When splitting a recordset, the ORM creates a new recordset with new prefetch settings. Executing a procedure on such a recordset prefetches information for individual records only. Assuming you need to prefetch each record after prefetching, you can do this by passing the prefetch record id to the with_prefetch() technique. In the companion model, it divides the recordset into two sections. Here, we passed typical prefetch settings for both datasets. So when you get information from one, the ORM will get information from the other and cache the information for some time.
self.env.cr.execute("select id from purchase_order limit 10")
record_ids = [rec[0] for rec in self.env.cr.fetchall()]
recordset = self.env['purchase.order'].browse(record_ids)

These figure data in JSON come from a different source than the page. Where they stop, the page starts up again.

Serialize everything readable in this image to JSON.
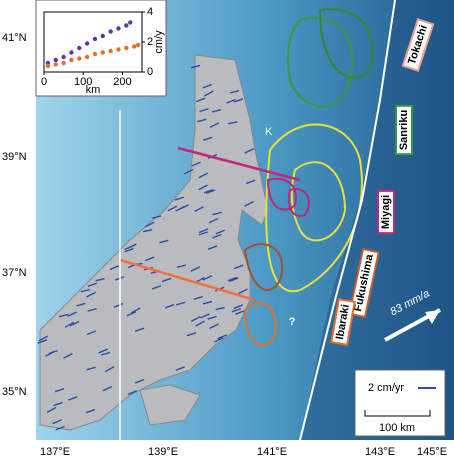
{
  "inset": {
    "xlabel": "km",
    "ylabel": "cm/y",
    "xlim": [
      0,
      250
    ],
    "ylim": [
      0,
      4
    ],
    "xticks": [
      0,
      100,
      200
    ],
    "yticks": [
      0,
      2,
      4
    ],
    "series": [
      {
        "color": "#5b3a9e",
        "x": [
          10,
          30,
          50,
          70,
          90,
          110,
          130,
          150,
          170,
          190,
          210,
          220
        ],
        "values": [
          0.6,
          0.8,
          1.0,
          1.3,
          1.6,
          1.9,
          2.2,
          2.4,
          2.7,
          2.9,
          3.1,
          3.3
        ]
      },
      {
        "color": "#e07030",
        "x": [
          10,
          30,
          50,
          70,
          90,
          110,
          130,
          150,
          170,
          190,
          210,
          230,
          240
        ],
        "values": [
          0.4,
          0.5,
          0.6,
          0.8,
          0.9,
          1.0,
          1.2,
          1.3,
          1.4,
          1.5,
          1.6,
          1.7,
          1.8
        ]
      }
    ]
  },
  "latitude_labels": [
    "41°N",
    "39°N",
    "37°N",
    "35°N"
  ],
  "longitude_labels": [
    "137°E",
    "139°E",
    "141°E",
    "143°E",
    "145°E"
  ],
  "trench_segments": [
    "Tokachi",
    "Sanriku",
    "Miyagi",
    "Fukushima",
    "Ibaraki"
  ],
  "plate_rate": "83 mm/a",
  "question": "?",
  "site_label": "K",
  "legend": {
    "velocity": "2 cm/yr",
    "scale": "100 km"
  }
}
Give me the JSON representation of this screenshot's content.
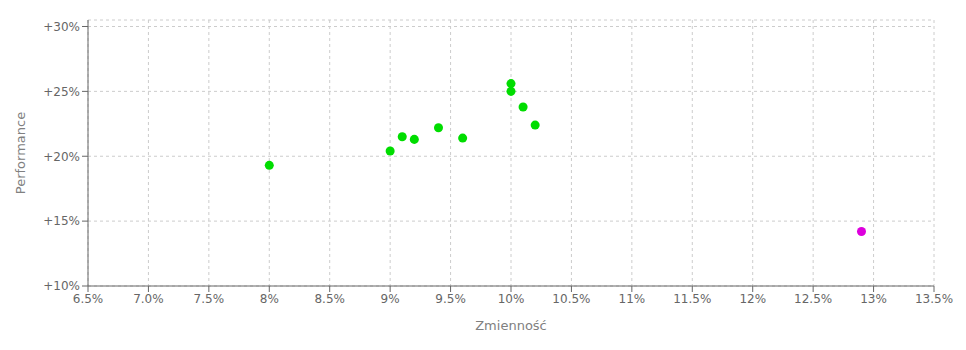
{
  "chart_data": {
    "type": "scatter",
    "xlabel": "Zmienność",
    "ylabel": "Performance",
    "xlim": [
      0.065,
      0.135
    ],
    "ylim": [
      0.1,
      0.305
    ],
    "xticks": [
      {
        "value": 0.065,
        "label": "6.5%"
      },
      {
        "value": 0.07,
        "label": "7.0%"
      },
      {
        "value": 0.075,
        "label": "7.5%"
      },
      {
        "value": 0.08,
        "label": "8%"
      },
      {
        "value": 0.085,
        "label": "8.5%"
      },
      {
        "value": 0.09,
        "label": "9%"
      },
      {
        "value": 0.095,
        "label": "9.5%"
      },
      {
        "value": 0.1,
        "label": "10%"
      },
      {
        "value": 0.105,
        "label": "10.5%"
      },
      {
        "value": 0.11,
        "label": "11%"
      },
      {
        "value": 0.115,
        "label": "11.5%"
      },
      {
        "value": 0.12,
        "label": "12%"
      },
      {
        "value": 0.125,
        "label": "12.5%"
      },
      {
        "value": 0.13,
        "label": "13%"
      },
      {
        "value": 0.135,
        "label": "13.5%"
      }
    ],
    "yticks": [
      {
        "value": 0.1,
        "label": "+10%"
      },
      {
        "value": 0.15,
        "label": "+15%"
      },
      {
        "value": 0.2,
        "label": "+20%"
      },
      {
        "value": 0.25,
        "label": "+25%"
      },
      {
        "value": 0.3,
        "label": "+30%"
      }
    ],
    "grid": true,
    "series": [
      {
        "color": "#00dd00",
        "x": [
          0.08,
          0.09,
          0.091,
          0.092,
          0.094,
          0.096,
          0.1,
          0.1,
          0.101,
          0.102
        ],
        "values": [
          0.193,
          0.204,
          0.215,
          0.213,
          0.222,
          0.214,
          0.256,
          0.25,
          0.238,
          0.224
        ]
      },
      {
        "color": "#dd00dd",
        "x": [
          0.129
        ],
        "values": [
          0.142
        ]
      }
    ]
  }
}
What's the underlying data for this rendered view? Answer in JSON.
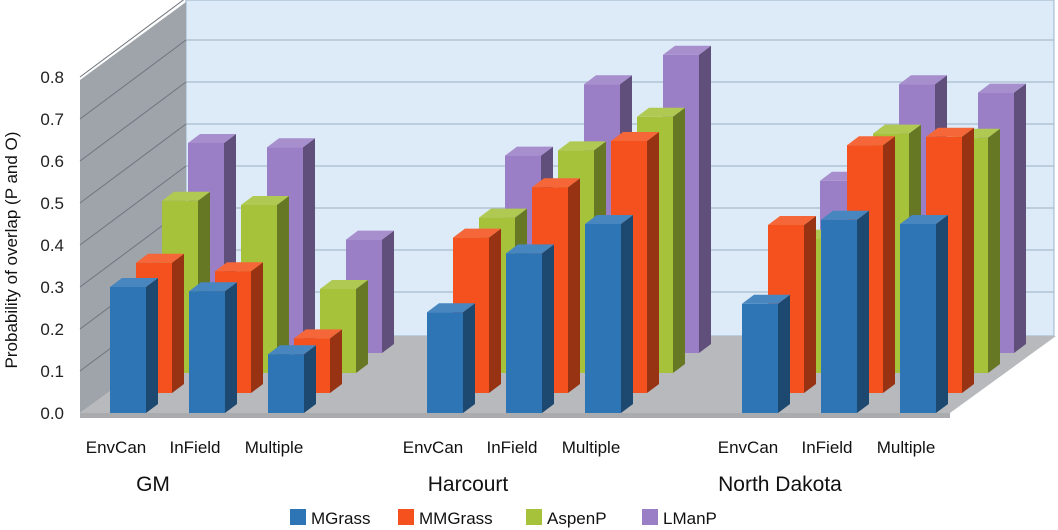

recordset1 = recordset[:5]
for rec in recordset1:
print(rec.name) # Prefetch name of all 5 records in the first loop
print(rec.attention) # Prefetch attention of all 5 records in the first loop
recordset2 = recordset[5:].with_prefetch(recordset._ids)
for rec in recordset1:
print(rec.name) # Prefetch name of all 10 records in the first loop
print(rec.attention) # Prefetch attention of all 10 records in the first loop
In the code above, Recordset1 prefetches only five records in the recordset, but Recordset2 prefetches all the records in the recordset. Prefetch settings are not limited to recordset detachment. You can also use the with_prefetch() strategy to have typical prefetch settings across different recordsets. Which means, when information is fetched from one record, information is also fetched for all remaining recordsets.